Example: Running from scratch

We will continue the above example and start a simulation with barite_het, which simulation files can be found in <INSTALL_DIR>/share/poet/barite/barite_het*. As transport a heterogeneous diffusion is used. It's a small 2D grid, 2x5 grid, simulating 50 time steps with a time step size of 100 seconds. To start the simulation with 4 processes cd into your previously installed POET-dir <POET_INSTALL_DIR>/bin and run:

cp ../share/poet/barite/barite_het* .
mpirun -n 4 ./poet barite_het_rt.R barite_het.rds output

After a finished simulation all data generated by POET will be found in the directory output.

You might want to use the DHT to cache previously simulated data and reuse them in further time-steps. Just append --dht to the options of POET to activate the usage of the DHT. Also, after each iteration a DHT snapshot shall be produced. This is done by appending the --dht-snaps=<value> option. The resulting call would look like this:

mpirun -n 4 ./poet --dht --dht-snaps=2 barite_het_rt.R barite_het.rds output

Defining a model

In order to provide a model to POET, you need to setup a R script which can then be used by poet_init to generate the simulation input. Which parameters are required can be found in the Wiki. We try to keep the document up-to-date.
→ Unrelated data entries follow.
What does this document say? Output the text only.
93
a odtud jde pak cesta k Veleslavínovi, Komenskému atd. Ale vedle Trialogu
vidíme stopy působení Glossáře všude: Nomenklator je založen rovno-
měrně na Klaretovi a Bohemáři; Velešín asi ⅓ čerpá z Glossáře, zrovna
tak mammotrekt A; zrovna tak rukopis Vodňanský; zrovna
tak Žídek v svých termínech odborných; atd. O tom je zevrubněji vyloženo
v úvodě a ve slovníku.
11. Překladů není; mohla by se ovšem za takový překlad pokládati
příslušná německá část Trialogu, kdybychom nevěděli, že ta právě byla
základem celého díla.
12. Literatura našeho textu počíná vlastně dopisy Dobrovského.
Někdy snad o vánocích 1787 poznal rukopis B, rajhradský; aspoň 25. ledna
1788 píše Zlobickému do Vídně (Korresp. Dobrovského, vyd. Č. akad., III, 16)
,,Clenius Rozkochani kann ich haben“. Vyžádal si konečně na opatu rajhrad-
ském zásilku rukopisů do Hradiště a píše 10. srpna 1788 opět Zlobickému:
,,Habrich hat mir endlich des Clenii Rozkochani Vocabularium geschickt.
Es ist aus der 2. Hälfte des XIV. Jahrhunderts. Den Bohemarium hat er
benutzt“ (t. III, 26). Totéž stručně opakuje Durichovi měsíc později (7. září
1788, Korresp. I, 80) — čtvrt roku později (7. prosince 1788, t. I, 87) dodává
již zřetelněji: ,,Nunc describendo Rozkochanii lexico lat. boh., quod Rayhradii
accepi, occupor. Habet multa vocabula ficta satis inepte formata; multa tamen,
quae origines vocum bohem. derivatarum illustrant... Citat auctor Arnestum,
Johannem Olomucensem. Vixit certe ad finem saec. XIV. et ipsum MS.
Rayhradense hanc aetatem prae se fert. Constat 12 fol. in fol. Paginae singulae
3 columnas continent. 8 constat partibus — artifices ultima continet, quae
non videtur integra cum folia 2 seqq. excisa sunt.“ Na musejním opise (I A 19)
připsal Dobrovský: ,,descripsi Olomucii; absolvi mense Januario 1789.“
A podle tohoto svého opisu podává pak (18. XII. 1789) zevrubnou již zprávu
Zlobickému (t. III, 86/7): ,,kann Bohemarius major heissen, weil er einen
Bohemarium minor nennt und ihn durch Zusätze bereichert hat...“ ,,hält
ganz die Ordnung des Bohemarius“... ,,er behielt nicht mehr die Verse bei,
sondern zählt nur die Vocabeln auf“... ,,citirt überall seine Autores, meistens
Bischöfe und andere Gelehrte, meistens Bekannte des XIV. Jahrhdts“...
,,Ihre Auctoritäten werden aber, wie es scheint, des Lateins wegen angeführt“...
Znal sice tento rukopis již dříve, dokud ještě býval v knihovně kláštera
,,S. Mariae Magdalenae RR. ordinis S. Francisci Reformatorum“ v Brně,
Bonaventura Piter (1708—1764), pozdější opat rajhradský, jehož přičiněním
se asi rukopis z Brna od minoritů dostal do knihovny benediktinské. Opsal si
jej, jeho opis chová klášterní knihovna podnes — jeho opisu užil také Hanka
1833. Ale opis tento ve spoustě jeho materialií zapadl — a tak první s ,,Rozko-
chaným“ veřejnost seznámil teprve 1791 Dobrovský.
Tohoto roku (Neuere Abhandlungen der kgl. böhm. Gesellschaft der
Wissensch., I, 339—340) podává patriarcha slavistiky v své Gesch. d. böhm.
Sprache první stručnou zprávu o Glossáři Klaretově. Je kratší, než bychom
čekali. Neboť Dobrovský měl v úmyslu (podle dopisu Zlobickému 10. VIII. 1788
However, if you encounter missing information or need help, please get in touch with us via the issue tracker or E-Mail.

poet_init can be used as follows:

./poet_init [-o, --output output_file] [-s, --setwd]  <script.R>

where:

  • output - name of the output file (defaults to the input file name with the extension .rds)
  • setwd - set the working directory to the directory of the input file (e.g. to allow relative paths in the input script). However, the output file will be stored in the directory from which poet_init was called.

About the usage of MPI_Wtime()

Implemented time measurement functions uses MPI_Wtime(). Some important information from the OpenMPI Man Page:

For example, on platforms that support it, the clock_gettime() function will be used to obtain a monotonic clock value with whatever precision is supported on that platform (e.g., nanoseconds).